Die Bestandsaufnahme steckt den Rahmen für die ersten und weitere Fernsehauftritte der Frauen ab: Hella von Sinnen ab 1988 an der Seite von Hugo Egon Balder in der RTL-Show „Alles nichts oder?!“, die vorherige WDR-Moderatorin Bettina Böttinger mit ihrer 1993 gestarteten Talkshow „B. Trifft...“, ebenfalls ab Anfang und Mitte des Jahrzehnts Maren Kroymann mit ihrer Satiresendung „Nachtschwester Kroymann“, Esther Schweins als Ensemblemitglied von „RTL Samstag Nacht“, Gaby Köster in der RTL-Show „7 Tage, 7 Köpfe“.
Die Frauen erkämpften sich eigene Texte und brachten neue Perspektiven in ihre Sketche ein. Teils schwere Themen wie Abtreibung oder Vergewaltigung, meist Leichteres wie die gekünstelten Posen der Models im „Quelle“-Katalog oder eine Parodie der Werbung, die Periodenblut als blaue Flüssigkeit darstellt. Von Sinnen kassiert für ihre Ausführungen zu lesbischer Sexualität Zwischenrufe aus dem Publikum, Verona Feldbusch gibt sich bei einer Persiflage auf ihre Erotikshow „Peep!“ schmerzfrei selbstironisch. Keine hohe Relevanz für das Thema haben die biografischen Abrisse, die sich bereits im Vorspann andeuten, wenn die Akteurinnen ihre Namen handschriftlich in ein Notizbuch schreiben. Die Kurzporträts mit Kinderfotos, Familienvideos und der geteilten Anekdote, dass die eigene Mutter die erste „lustige Frau“ im Leben war, bleiben verzichtbar.

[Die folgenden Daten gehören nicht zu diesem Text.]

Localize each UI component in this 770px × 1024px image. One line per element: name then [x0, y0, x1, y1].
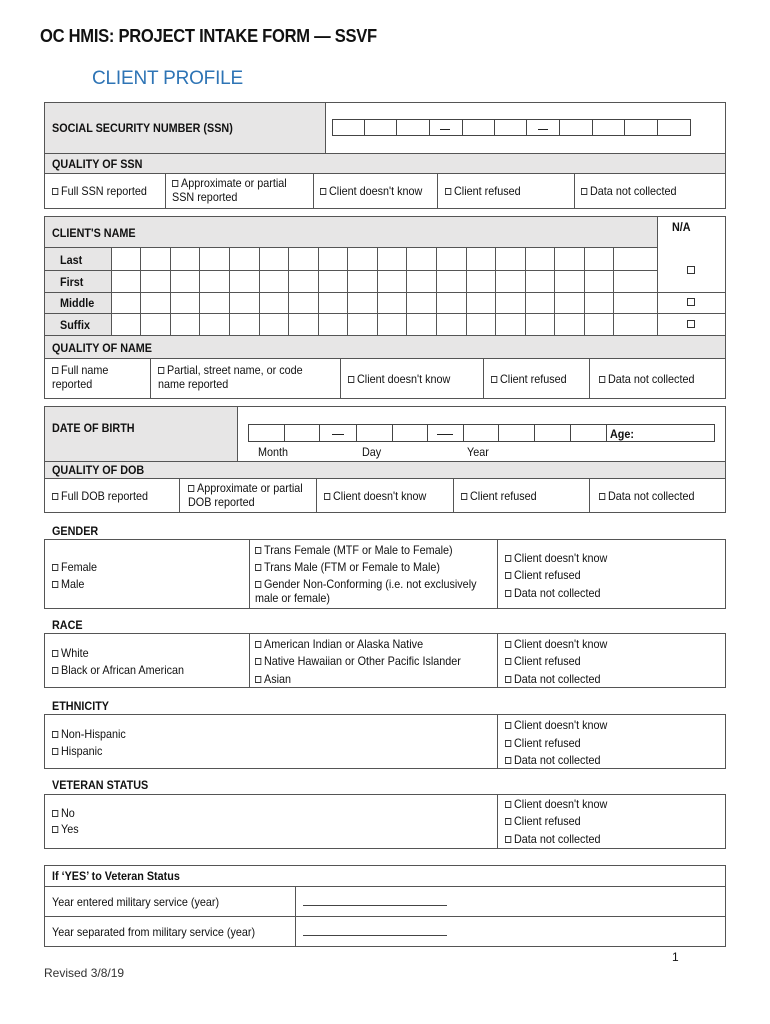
dob-option-partial[interactable]: Approximate or partial DOB reported — [188, 481, 303, 509]
dob-year-label: Year — [467, 445, 489, 459]
year-entered-label: Year entered military service (year) — [52, 895, 220, 909]
ssn-option-partial[interactable]: Approximate or partial SSN reported — [172, 176, 287, 204]
race-label: RACE — [52, 618, 83, 632]
name-field-suffix: Suffix — [60, 318, 91, 332]
veteran-option-not-collected[interactable]: Data not collected — [505, 832, 600, 846]
gender-option-non-conforming[interactable]: Gender Non-Conforming (i.e. not exclusively male or female) — [255, 577, 477, 605]
veteran-followup-label: If ‘YES’ to Veteran Status — [52, 869, 180, 883]
name-label: CLIENT'S NAME — [52, 226, 136, 240]
race-option-asian[interactable]: Asian — [255, 672, 291, 686]
ssn-label: SOCIAL SECURITY NUMBER (SSN) — [52, 121, 233, 135]
gender-option-female[interactable]: Female — [52, 560, 97, 574]
page-number: 1 — [672, 950, 679, 964]
dob-option-not-collected[interactable]: Data not collected — [599, 489, 694, 503]
dob-day-label: Day — [362, 445, 382, 459]
gender-option-refused[interactable]: Client refused — [505, 568, 581, 582]
ethnicity-option-not-collected[interactable]: Data not collected — [505, 753, 600, 767]
gender-option-trans-male[interactable]: Trans Male (FTM or Female to Male) — [255, 560, 440, 574]
ssn-option-full[interactable]: Full SSN reported — [52, 184, 147, 198]
year-separated-input[interactable] — [303, 935, 447, 936]
document-title: OC HMIS: PROJECT INTAKE FORM — SSVF — [40, 26, 377, 46]
na-checkbox-last-first[interactable] — [687, 266, 695, 274]
veteran-option-no[interactable]: No — [52, 806, 75, 820]
na-checkbox-middle[interactable] — [687, 298, 695, 306]
gender-option-trans-female[interactable]: Trans Female (MTF or Male to Female) — [255, 543, 453, 557]
name-option-doesnt-know[interactable]: Client doesn't know — [348, 372, 450, 386]
gender-label: GENDER — [52, 524, 99, 538]
dob-option-refused[interactable]: Client refused — [461, 489, 537, 503]
dob-month-label: Month — [258, 445, 289, 459]
year-separated-label: Year separated from military service (year) — [52, 925, 256, 939]
race-option-native-hawaiian[interactable]: Native Hawaiian or Other Pacific Islander — [255, 654, 461, 668]
ssn-option-doesnt-know[interactable]: Client doesn't know — [320, 184, 422, 198]
race-option-american-indian[interactable]: American Indian or Alaska Native — [255, 637, 423, 651]
ssn-option-refused[interactable]: Client refused — [445, 184, 521, 198]
name-option-partial[interactable]: Partial, street name, or code name reported — [158, 363, 303, 391]
race-option-refused[interactable]: Client refused — [505, 654, 581, 668]
name-option-refused[interactable]: Client refused — [491, 372, 567, 386]
veteran-option-refused[interactable]: Client refused — [505, 814, 581, 828]
gender-option-male[interactable]: Male — [52, 577, 84, 591]
name-field-middle: Middle — [60, 296, 95, 310]
dob-quality-label: QUALITY OF DOB — [52, 463, 145, 477]
race-option-white[interactable]: White — [52, 646, 89, 660]
dob-option-doesnt-know[interactable]: Client doesn't know — [324, 489, 426, 503]
ethnicity-option-non-hispanic[interactable]: Non-Hispanic — [52, 727, 126, 741]
name-field-first: First — [60, 275, 84, 289]
ethnicity-option-doesnt-know[interactable]: Client doesn't know — [505, 718, 607, 732]
veteran-option-doesnt-know[interactable]: Client doesn't know — [505, 797, 607, 811]
ssn-option-not-collected[interactable]: Data not collected — [581, 184, 676, 198]
name-option-not-collected[interactable]: Data not collected — [599, 372, 694, 386]
ethnicity-option-hispanic[interactable]: Hispanic — [52, 744, 102, 758]
dob-age-label: Age: — [610, 427, 635, 441]
name-option-full[interactable]: Full name reported — [52, 363, 109, 391]
ssn-quality-label: QUALITY OF SSN — [52, 157, 143, 171]
veteran-option-yes[interactable]: Yes — [52, 822, 79, 836]
dob-option-full[interactable]: Full DOB reported — [52, 489, 148, 503]
section-title: CLIENT PROFILE — [92, 68, 243, 89]
race-option-black[interactable]: Black or African American — [52, 663, 184, 677]
veteran-label: VETERAN STATUS — [52, 778, 149, 792]
name-field-last: Last — [60, 253, 83, 267]
year-entered-input[interactable] — [303, 905, 447, 906]
ethnicity-label: ETHNICITY — [52, 699, 110, 713]
name-na-label: N/A — [672, 220, 691, 234]
gender-option-doesnt-know[interactable]: Client doesn't know — [505, 551, 607, 565]
race-option-doesnt-know[interactable]: Client doesn't know — [505, 637, 607, 651]
race-option-not-collected[interactable]: Data not collected — [505, 672, 600, 686]
revised-date: Revised 3/8/19 — [44, 966, 125, 980]
na-checkbox-suffix[interactable] — [687, 320, 695, 328]
gender-option-not-collected[interactable]: Data not collected — [505, 586, 600, 600]
name-quality-label: QUALITY OF NAME — [52, 341, 153, 355]
dob-label: DATE OF BIRTH — [52, 421, 135, 435]
ethnicity-option-refused[interactable]: Client refused — [505, 736, 581, 750]
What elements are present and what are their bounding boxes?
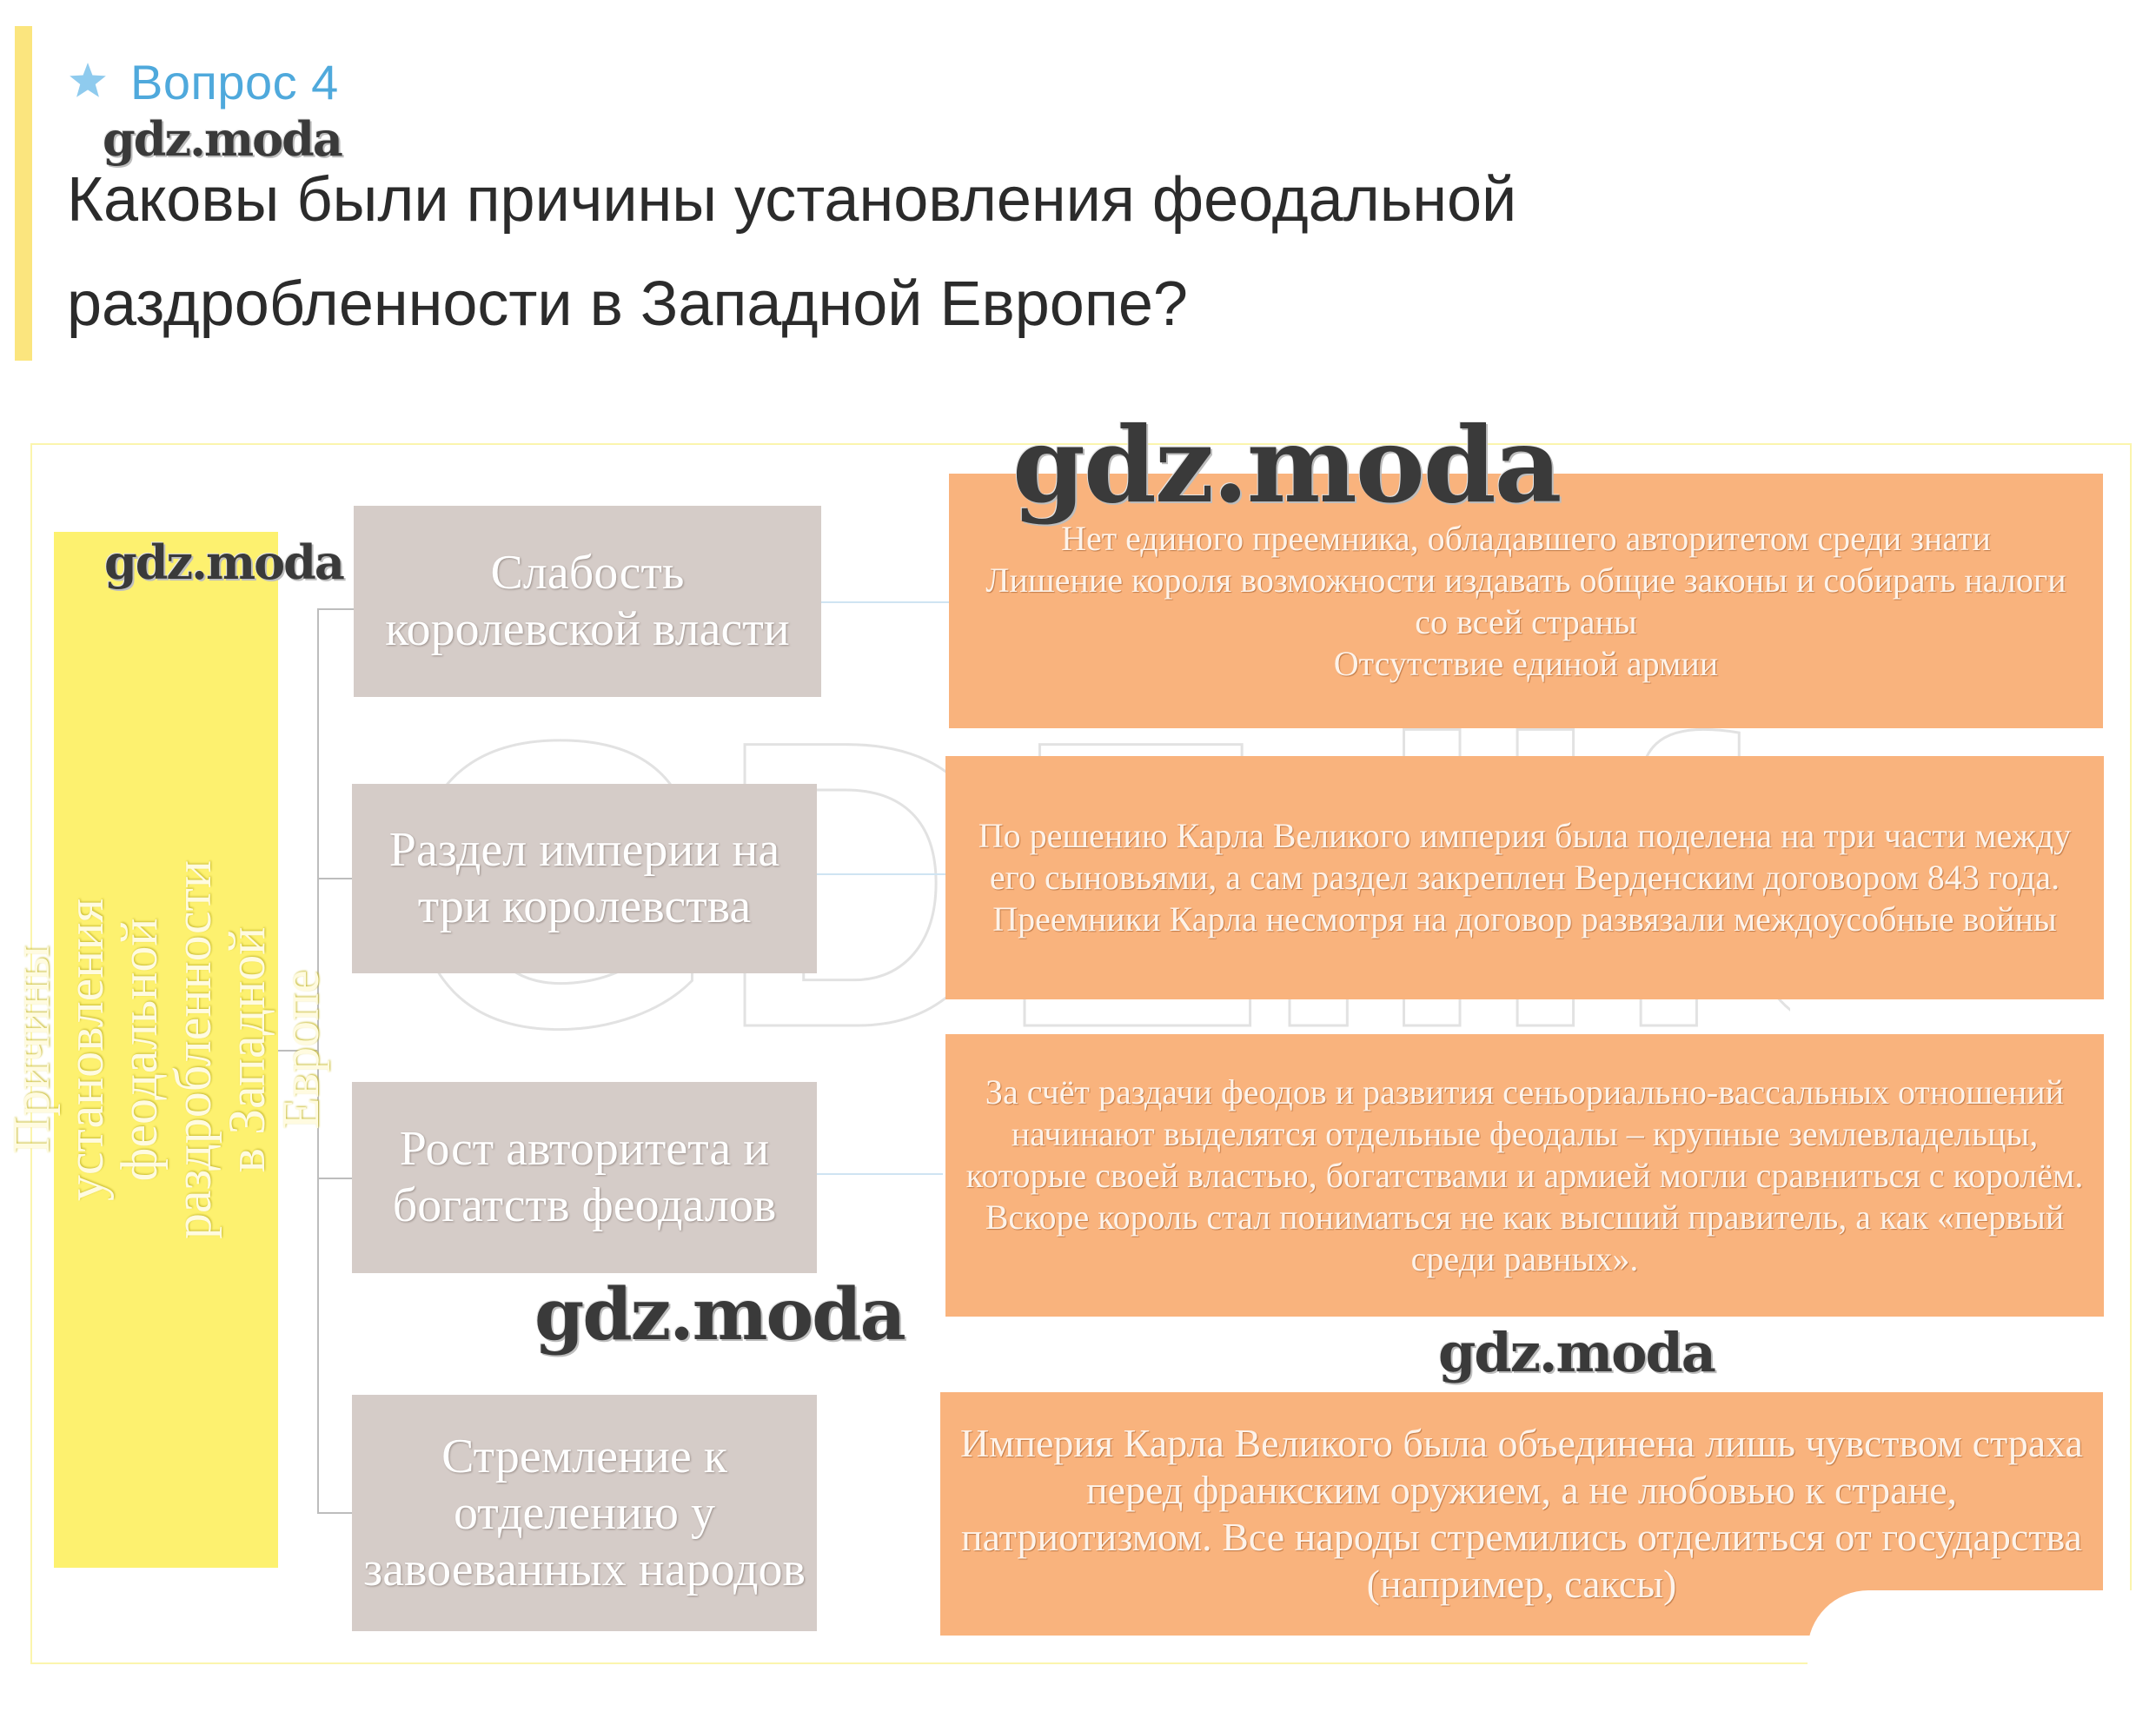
question-label: Вопрос 4 — [130, 55, 339, 109]
detail-box-3: За счёт раздачи феодов и развития сеньориально-вассальных отношений начинают выделятся отдельные феодалы – крупные землевладельцы, которые своей властью, богатствами и армией могли сравниться с королём. Вскоре король стал пониматься не как высший правитель, а как «первый среди равных». — [945, 1034, 2104, 1317]
watermark-gdz: gdz.moda — [1438, 1321, 1715, 1384]
guide-line-3 — [817, 1173, 943, 1175]
connector-cause-4 — [317, 1512, 352, 1514]
question-text: Каковы были причины установления феодальной раздробленности в Западной Европе? — [67, 165, 1517, 339]
cause-box-3: Рост авторитета и богатств феодалов — [352, 1082, 817, 1273]
watermark-gdz: gdz.moda — [103, 111, 342, 167]
cause-box-4: Стремление к отделению у завоеванных народов — [352, 1395, 817, 1631]
detail-box-2: По решению Карла Великого империя была поделена на три части между его сыновьями, а сам раздел закреплен Верденским договором 843 года. Преемники Карла несмотря на договор развязали междоусобные войны — [945, 756, 2104, 999]
accent-bar — [15, 26, 32, 361]
guide-line-2 — [817, 873, 947, 875]
connector-cause-1 — [317, 608, 354, 610]
detail-box-1: Нет единого преемника, обладавшего авторитетом среди знати Лишение короля возможности издавать общие законы и собирать налоги со всей страны Отсутствие единой армии — [949, 474, 2103, 728]
main-topic-box — [3, 532, 329, 1568]
watermark-gdz: gdz.moda — [104, 534, 343, 590]
main-topic-text: Причины установления феодальной раздробленности в Западной Европе — [3, 859, 329, 1240]
cause-box-2: Раздел империи на три королевства — [352, 784, 817, 973]
guide-line-1 — [821, 601, 952, 603]
star-icon — [66, 59, 109, 103]
watermark-gdz: gdz.moda — [534, 1273, 905, 1357]
cause-box-1: Слабость королевской власти — [354, 506, 821, 697]
watermark-gdz: gdz.moda — [1012, 404, 1561, 527]
corner-mask — [1808, 1590, 2156, 1712]
detail-box-4: Империя Карла Великого была объединена лишь чувством страха перед франкским оружием, а не любовью к стране, патриотизмом. Все народы стремились отделиться от государства (например, саксы) — [940, 1392, 2103, 1636]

Herzstück: Zusammenschnitte zur Fernsehgeschichte
Das Herzstück und Highlight der Doku sind die Zusammenschnitte zur Fernsehgeschichte, auch wenn die TV-Produzentinnen Müller und Schneider sie formal eher fernseh- denn kinotauglich aufbereiten. Von den gängigen TV-Clip-Shows, bei denen die Köpfe der Gäste von unten ins Bild poppen, unterscheidet sich die Collage lediglich durch die Sichtung des Materials auf einer kleinen Leinwand. Das wirkt abgedroschen, ist jedoch schwer variierbar. Alternativ wären die Archivbilder indes auch ganz ohne Kommentar aussagekräftig.
„Du singst dein Lied, gehst zweimal über die Bühne und wackelst mit dem Arsch,“ wies ein Redakteur Maren Kroymann einmal an. Solche internen Einsichten und Zitate legen die Machtstrukturen und Rollenmuster der damaligen Zeit unmissverständlich offen. Die Dokumentation verhandelt implizit die Feststellung, dass Humor eine Weltsicht demonstriert. Und dass die Mattscheibe gesellschaftliche Wertesysteme beeinflusst. Das bietet einen kurzweiligen Anlass, darüber und nicht zuletzt auch über die eigene Prägung durch alte Fernsehformate nachzudenken. Vieles ist heute überholt; damals war es aber alles, was wir hatten.